Chris - One quick question then. That's all very nice, but what's the point of it?
Peter - You can make up all sorts of stories but no-one really knows and I don't have any great idea as to why this might be important now.
Kat - If we discover a human pheromone, is it going to smell like sweaty armpits?
Peter - One of the main roles of the underarm secretions is probably pheromonal communication. We have lots of glands that produce particularly smelly compounds under our arms. All these hairs under our arms are acting as wicks, which draw out the secretions and release them into the air. So it might well smell sweaty and horrible, but some people might find it attractive. Maybe if they don't have a sense of smell they might!
Kat - What about the role of smell in mother and baby bonding? I remember reading a paper about mice in which a part of their brain involved with smell gets bigger when a female mouse gets pregnant. Is that the same case in humans?
Peter - I don't know about the brain getting bigger, but certainly smell does play a role. If you take newborn babies, then just the day after they're born you can present them on one side of their head with breast pads from their mother, and on the other side of their head breast pads from another mother in the same hospital. They turn their head towards the breast pad of their mother.
Chris - So they've almost certainly learnt to recognise their mother from a very early age?
Peter - That's right. And they may well be doing this either from compounds in the mother's milk or in the uterus as they've been developing.
Chris - How does the nose get used to smells, because that's a characteristic of the nervous system and the way it works, isn't it?

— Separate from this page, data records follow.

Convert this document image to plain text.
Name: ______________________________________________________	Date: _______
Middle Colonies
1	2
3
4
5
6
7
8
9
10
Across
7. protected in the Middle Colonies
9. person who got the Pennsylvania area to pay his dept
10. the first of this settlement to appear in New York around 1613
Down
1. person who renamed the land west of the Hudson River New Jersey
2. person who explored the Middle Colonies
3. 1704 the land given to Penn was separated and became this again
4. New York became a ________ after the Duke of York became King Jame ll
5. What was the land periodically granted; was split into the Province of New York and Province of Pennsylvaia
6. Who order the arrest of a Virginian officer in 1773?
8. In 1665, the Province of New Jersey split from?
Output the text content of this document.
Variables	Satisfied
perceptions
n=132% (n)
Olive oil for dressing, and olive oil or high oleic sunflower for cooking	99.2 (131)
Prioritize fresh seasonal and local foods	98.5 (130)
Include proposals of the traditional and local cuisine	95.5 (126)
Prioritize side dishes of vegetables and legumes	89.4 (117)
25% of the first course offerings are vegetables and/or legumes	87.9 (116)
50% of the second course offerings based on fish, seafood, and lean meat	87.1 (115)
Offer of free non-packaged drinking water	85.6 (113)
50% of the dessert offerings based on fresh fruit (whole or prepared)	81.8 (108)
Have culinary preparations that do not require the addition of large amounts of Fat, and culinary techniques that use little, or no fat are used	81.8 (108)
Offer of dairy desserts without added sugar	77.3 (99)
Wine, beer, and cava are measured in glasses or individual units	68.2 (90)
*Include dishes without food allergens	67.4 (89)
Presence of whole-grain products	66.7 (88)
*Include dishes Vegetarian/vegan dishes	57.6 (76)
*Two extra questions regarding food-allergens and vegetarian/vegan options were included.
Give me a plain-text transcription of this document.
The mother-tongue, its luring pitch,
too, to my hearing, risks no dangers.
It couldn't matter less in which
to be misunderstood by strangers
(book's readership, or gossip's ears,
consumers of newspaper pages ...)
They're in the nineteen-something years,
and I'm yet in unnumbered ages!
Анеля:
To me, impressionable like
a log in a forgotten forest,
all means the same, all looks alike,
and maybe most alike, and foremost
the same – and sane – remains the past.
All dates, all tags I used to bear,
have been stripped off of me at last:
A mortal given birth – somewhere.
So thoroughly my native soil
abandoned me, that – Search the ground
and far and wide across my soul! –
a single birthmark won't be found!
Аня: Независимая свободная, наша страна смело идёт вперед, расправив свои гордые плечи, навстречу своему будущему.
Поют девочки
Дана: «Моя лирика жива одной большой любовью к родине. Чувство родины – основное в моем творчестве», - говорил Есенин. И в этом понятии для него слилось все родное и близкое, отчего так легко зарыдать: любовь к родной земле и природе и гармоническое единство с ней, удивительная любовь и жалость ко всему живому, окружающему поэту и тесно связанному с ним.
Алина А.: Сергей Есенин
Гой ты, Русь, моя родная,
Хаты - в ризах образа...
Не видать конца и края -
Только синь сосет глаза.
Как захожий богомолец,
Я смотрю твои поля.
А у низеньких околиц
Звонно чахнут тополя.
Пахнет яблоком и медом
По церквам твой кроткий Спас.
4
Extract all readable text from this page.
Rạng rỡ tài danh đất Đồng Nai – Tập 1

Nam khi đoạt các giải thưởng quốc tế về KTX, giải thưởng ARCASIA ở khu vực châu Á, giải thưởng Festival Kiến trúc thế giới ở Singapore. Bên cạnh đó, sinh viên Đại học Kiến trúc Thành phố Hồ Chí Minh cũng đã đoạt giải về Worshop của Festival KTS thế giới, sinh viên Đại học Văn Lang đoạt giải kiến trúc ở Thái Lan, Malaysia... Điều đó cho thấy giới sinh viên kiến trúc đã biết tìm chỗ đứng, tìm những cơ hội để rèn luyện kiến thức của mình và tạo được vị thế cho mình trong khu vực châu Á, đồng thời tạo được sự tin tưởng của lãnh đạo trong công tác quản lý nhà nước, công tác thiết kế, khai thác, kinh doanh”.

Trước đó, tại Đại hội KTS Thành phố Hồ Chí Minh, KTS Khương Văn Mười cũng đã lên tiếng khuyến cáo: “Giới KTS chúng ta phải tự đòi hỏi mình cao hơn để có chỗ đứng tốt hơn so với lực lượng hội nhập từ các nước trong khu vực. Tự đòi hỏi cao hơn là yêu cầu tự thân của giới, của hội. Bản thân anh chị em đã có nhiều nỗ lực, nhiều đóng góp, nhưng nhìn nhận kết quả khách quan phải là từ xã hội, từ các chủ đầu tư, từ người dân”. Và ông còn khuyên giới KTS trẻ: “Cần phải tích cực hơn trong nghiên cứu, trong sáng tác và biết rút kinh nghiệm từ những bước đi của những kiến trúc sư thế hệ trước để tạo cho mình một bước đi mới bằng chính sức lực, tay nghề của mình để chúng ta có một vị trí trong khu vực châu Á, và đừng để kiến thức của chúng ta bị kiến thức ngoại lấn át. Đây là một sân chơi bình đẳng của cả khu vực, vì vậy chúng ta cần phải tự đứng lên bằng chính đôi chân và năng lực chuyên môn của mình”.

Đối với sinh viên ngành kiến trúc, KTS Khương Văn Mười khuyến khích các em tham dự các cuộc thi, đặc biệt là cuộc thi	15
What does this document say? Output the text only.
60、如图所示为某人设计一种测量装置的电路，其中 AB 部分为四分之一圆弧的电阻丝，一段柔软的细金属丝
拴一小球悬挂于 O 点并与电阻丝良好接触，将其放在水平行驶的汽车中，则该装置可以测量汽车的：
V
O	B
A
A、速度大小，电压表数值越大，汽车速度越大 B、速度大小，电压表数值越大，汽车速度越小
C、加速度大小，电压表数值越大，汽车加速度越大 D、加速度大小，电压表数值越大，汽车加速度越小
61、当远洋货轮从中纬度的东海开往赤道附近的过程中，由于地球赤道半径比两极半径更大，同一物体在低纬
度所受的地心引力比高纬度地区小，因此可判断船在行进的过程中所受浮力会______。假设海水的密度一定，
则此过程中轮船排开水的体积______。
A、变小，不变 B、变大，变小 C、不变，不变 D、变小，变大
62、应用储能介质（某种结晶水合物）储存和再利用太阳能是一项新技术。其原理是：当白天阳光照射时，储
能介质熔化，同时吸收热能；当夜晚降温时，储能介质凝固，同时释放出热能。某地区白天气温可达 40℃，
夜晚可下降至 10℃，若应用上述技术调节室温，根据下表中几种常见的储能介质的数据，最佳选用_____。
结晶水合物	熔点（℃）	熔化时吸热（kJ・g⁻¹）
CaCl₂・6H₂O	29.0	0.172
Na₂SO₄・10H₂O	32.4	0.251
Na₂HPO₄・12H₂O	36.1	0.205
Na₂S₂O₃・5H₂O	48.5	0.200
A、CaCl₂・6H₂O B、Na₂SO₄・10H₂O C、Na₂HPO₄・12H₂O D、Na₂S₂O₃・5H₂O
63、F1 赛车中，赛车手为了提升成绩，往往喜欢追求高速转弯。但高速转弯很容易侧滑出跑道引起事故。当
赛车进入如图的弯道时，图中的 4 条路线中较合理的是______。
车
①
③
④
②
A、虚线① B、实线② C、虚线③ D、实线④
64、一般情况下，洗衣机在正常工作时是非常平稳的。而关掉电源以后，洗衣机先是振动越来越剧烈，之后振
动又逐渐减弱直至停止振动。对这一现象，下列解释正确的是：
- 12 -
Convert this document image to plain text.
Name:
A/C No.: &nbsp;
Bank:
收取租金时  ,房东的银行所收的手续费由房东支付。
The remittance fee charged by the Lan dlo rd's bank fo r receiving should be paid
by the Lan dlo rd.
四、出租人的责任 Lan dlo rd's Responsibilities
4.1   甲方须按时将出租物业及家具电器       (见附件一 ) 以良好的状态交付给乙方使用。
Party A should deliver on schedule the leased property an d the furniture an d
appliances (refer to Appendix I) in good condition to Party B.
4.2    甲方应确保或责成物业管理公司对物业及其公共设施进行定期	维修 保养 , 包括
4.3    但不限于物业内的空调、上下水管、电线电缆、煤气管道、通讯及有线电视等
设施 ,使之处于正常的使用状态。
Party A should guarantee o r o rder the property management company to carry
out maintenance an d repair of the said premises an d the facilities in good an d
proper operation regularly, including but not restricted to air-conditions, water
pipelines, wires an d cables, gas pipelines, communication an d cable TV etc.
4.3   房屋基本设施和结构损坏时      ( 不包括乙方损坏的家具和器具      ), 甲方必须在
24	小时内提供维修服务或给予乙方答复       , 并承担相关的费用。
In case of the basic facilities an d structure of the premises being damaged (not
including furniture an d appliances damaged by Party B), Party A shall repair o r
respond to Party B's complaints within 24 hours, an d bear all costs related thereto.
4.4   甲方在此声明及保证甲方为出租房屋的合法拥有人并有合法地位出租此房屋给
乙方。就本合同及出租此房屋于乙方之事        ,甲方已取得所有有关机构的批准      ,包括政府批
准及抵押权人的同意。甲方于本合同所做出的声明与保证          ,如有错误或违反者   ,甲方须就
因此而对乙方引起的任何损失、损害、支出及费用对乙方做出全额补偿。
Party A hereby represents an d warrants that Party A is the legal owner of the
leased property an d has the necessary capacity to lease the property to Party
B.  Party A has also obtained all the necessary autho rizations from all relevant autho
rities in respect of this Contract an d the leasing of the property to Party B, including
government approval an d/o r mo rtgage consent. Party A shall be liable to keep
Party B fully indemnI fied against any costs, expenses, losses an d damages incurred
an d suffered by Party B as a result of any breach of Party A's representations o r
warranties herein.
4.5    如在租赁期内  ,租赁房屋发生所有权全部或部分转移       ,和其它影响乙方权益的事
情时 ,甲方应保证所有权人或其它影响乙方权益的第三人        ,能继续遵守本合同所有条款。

Peter - Yes, and it's particularly important for the sense of smell because there are molecules given off all around us by the carpets, furniture, the walls, other people, and yet we have to get used to them so that we can respond to new odours that come in from the cup of coffee or the strawberries. It's actually some connections between the nerve cells in our brain between the first and second stages of processing which actually get reduced in their efficiency, and they therefore don't transmit the signal as efficiently after they've been stimulated for a certain amount of time.